A Todavia publicou neste ano dois pequenos livros de Louis que conversam entre si. Em Quem matou meu pai, o narrador elenca memórias da infância para tentar entender o que tornou seu pai uma figura homofóbica e autoritária. Lembra, por exemplo, do dia em que a mãe flagrou o filho dançando no quarto e disse que, dançando, era quando ele mais se parecia com o pai. O pequeno Louis demorou para absorver aquela informação. Por vezes escrevendo como se endereçasse uma carta ao pai, Louis diz: “O fato de que seu corpo já tivesse feito algo tão livre, tão bonito e tão incompatível com sua obsessão pela masculinidade me fez entender que talvez um dia você tivesse sido outra pessoa.”
Louis analisa a formação social e familiar do pai, tentando identificar a origem do comportamento violento que, a certa altura, descreve como “sua loucura masculina”. O pai (que no livro não tem nome) deixou a escola na juventude porque entendia que estudar não era coisa de homem. Cresceu sendo orgulhosamente alcóolatra, racista e antissemita, e terminou a vida como um incapaz, depois de um acidente na fábrica em que trabalhava. “A masculinidade o condenou à pobreza, à falta de dinheiro”, analisa o escritor.

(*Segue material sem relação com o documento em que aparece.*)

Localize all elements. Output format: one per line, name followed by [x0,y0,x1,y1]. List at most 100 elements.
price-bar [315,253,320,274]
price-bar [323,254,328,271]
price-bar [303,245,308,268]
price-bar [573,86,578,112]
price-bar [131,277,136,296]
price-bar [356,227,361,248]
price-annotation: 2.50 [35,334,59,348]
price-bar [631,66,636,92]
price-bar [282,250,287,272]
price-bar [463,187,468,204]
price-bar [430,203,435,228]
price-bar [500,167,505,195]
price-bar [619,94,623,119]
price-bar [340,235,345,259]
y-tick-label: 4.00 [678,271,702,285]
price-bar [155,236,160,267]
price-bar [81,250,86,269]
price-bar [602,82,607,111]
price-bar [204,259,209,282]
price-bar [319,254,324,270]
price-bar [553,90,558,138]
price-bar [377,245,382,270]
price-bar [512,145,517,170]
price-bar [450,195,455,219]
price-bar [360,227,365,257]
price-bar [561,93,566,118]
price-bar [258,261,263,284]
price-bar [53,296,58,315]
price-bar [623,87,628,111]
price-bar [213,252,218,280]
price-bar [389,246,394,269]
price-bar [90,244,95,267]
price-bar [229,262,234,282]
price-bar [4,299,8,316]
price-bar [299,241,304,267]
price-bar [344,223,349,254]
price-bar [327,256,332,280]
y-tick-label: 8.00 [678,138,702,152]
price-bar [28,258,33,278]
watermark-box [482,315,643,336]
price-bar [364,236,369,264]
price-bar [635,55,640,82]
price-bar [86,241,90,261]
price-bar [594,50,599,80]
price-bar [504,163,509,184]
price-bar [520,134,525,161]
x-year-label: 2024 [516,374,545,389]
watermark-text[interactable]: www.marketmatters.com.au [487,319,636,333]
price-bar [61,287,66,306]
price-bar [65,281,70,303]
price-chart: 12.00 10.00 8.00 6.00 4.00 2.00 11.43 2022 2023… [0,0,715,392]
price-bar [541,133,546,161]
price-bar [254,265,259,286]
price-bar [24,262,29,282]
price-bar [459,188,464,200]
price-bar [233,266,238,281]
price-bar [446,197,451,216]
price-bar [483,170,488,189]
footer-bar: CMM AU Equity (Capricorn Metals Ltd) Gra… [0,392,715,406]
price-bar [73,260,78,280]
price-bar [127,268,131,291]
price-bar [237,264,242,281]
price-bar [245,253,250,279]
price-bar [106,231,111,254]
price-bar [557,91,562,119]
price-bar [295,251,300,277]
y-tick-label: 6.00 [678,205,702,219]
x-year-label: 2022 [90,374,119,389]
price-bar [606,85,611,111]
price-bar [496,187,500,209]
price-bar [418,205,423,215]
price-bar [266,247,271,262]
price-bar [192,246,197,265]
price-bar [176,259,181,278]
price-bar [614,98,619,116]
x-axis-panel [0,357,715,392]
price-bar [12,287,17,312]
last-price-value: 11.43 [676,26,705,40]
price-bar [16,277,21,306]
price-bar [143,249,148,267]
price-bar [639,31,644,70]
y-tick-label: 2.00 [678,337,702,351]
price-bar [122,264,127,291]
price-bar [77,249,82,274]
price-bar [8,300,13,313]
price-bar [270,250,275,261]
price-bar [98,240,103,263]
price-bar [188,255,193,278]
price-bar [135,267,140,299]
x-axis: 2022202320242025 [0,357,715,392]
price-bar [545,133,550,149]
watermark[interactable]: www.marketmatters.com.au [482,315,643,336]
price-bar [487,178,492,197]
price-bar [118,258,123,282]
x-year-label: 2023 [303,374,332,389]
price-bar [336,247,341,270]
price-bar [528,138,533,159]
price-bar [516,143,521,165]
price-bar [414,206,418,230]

Aquele ambiente também era hostil para a mãe de Louis, que deixou o marido quando o filho ainda era criança e se mudou com ele para outra cidade. Ela é a personagem de Lutas e metamorfoses de uma mulher, o segundo livro traduzido pela Todavia. É o olhar terno de um filho para uma mãe extremamente pobre, responsável pelo sustento da casa e dos filhos. Os detalhes comoventes da história são silenciosos, como no trecho em que Louis aprecia a caligrafia da mãe enquanto ela preenche, pela quarta vez, o formulário de um sorteio que promete deixá-la rica. O leitor acompanha a transformação da personagem enquanto os filhos crescem e apresentam para ela uma nova França, um novo mundo e um novo modo de se relacionar com quem diz amá-la.
Uma exposição
VISITA ÍNTIMA
De Vanderlei Lopes
Em tempos de censura a obras de arte, de cunho religioso, político e erótico, há sim respiros no circuito de arte no Brasil. Atua dessa forma a exposição Visita íntima, do artista Vanderlei Lopes, já em sua última semana após breve temporada que teve início no dia 30 de outubro, na galeria Millan, em São Paulo.
Uma das obras que se destacam é Espelho, 2023, uma escultura em alto relevo, de bronze polido. Tem 3,5 toneladas e está presa ao teto do espaço expositivo, graças a uma reforma na galeria feita para comportá-la. As dimensões do trabalho, que tem o formato de uma elipse, são soberbas: 6,2 metros de largura, 3,9 metros de altura e 38 centímetros de espessura. Nela, corpos se fundem em uma cena de bacanal explícito. A priori, os falos que despontam da massa de formas capturam a atenção. Depois, os rostos, seios e coxas dos personagens vão sendo identificados, pouco a pouco. Isso se dá junto a outro movimento do olhar: a superfície refletida coloca o visitante dentro da cena, quer ele queira ou não. Dessa forma, a imagem do voyeur também é parte do jogo. Afinal, trata-se de um espelho.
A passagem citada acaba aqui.